Since 2008, shortly before California prohibited the use of cell phones while driving, the Automobile Club of Southern California has been conducting studies of cell phone use and texting among drivers passing through Orange County. Taking random samples of 4,000 each time, the Auto Club documented a 70% decline in texting while behind the wheel within just four months of the January 2009 ban. The numbers, however, steadily climbed, with the Auto Club recording nearly twice as many drivers texting by July 2010. Whereas 1.4% of motorists were observed texting in mid to late 2008, 2.7% were caught in the act last July.
Out of all the drivers surveyed by the Auto Club, young women were observed texting-while-driving more frequently than young men; however, young men were more likely to use iPods and similar devices.
The drivers observed texting the most were young women, with 4.3% texting at any time. While only 2.1% of young men were seen texting messaging, 3.1% were observed using ipods and smart phones compared to only 1.6% of young women. In a poll conducted by Seventeen Magazine, 84% of teenagers reported that they were aware of the dangers of sending text messages from behind the wheel, while 86% admitted to engaging in the risky behavior despite knowing the dangers.
The Auto Club recommended increased public awareness of the dangers, more aggressive enforcement, and heavier penalties as a means of combating the risky activity.

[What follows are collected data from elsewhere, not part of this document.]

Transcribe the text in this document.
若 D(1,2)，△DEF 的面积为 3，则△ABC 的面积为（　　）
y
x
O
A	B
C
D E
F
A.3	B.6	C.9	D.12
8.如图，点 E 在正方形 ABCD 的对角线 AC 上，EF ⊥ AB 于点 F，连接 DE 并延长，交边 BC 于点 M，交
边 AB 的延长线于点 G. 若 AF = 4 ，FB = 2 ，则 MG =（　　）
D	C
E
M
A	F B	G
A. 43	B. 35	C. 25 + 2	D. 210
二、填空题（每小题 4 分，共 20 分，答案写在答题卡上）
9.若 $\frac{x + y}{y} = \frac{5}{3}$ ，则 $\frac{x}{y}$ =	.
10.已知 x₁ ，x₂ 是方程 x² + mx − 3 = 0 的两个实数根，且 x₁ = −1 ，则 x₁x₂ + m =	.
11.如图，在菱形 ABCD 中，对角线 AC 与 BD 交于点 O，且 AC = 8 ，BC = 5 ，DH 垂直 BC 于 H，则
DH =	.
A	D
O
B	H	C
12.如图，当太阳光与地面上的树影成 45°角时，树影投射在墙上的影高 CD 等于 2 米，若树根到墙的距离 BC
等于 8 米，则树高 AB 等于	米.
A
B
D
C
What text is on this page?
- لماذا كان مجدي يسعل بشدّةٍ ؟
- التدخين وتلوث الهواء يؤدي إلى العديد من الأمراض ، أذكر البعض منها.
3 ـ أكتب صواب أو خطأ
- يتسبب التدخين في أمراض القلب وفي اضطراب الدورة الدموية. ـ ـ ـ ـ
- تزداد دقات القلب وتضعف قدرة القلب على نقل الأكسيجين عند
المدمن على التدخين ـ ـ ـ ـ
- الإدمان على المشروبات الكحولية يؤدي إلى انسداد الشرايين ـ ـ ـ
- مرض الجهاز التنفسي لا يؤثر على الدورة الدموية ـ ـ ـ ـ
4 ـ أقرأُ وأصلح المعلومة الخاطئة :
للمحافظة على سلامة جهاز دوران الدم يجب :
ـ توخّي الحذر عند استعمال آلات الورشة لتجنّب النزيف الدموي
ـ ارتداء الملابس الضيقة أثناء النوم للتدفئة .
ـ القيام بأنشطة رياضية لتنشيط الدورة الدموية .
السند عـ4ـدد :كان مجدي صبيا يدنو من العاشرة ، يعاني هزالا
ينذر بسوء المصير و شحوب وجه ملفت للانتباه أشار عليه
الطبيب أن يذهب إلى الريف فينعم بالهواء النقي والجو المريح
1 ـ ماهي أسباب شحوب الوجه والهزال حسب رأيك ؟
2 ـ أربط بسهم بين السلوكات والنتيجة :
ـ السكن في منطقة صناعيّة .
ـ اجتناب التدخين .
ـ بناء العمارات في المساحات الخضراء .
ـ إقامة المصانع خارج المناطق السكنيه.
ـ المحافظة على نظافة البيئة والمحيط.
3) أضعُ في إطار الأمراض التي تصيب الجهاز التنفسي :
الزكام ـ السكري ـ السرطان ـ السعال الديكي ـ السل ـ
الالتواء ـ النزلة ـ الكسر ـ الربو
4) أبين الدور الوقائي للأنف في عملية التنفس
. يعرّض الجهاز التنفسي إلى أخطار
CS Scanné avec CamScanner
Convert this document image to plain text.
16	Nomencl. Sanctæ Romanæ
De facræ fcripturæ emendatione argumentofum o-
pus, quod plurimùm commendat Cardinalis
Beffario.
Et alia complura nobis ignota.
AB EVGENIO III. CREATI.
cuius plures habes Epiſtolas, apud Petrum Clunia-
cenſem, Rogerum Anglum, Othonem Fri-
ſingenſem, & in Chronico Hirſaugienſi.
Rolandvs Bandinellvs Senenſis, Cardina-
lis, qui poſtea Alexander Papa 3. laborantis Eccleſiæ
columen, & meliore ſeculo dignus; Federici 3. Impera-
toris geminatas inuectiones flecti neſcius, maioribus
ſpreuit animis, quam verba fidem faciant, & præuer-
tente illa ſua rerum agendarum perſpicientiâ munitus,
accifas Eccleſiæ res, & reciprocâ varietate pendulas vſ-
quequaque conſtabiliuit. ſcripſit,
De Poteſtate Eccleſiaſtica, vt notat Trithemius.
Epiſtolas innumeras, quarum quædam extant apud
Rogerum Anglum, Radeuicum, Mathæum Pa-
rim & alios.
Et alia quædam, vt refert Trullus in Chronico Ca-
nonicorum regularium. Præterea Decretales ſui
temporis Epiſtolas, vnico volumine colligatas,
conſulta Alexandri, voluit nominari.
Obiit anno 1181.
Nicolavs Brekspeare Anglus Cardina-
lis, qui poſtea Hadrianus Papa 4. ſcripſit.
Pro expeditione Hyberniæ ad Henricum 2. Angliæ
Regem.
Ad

Last August, Metrolink and its former train-operating contractor attempted to avoid a timely and costly trial by offering victims of the train accident a $200-million settlement. Whether they will accept the settlement or pursue a better one in court has yet to be resolved. The accident they endured was tragic and its cause unsettling to commuters everywhere-on highways, on railroads, and in the sky-as the death toll from texting-while-driving accidents has continued to rise in California.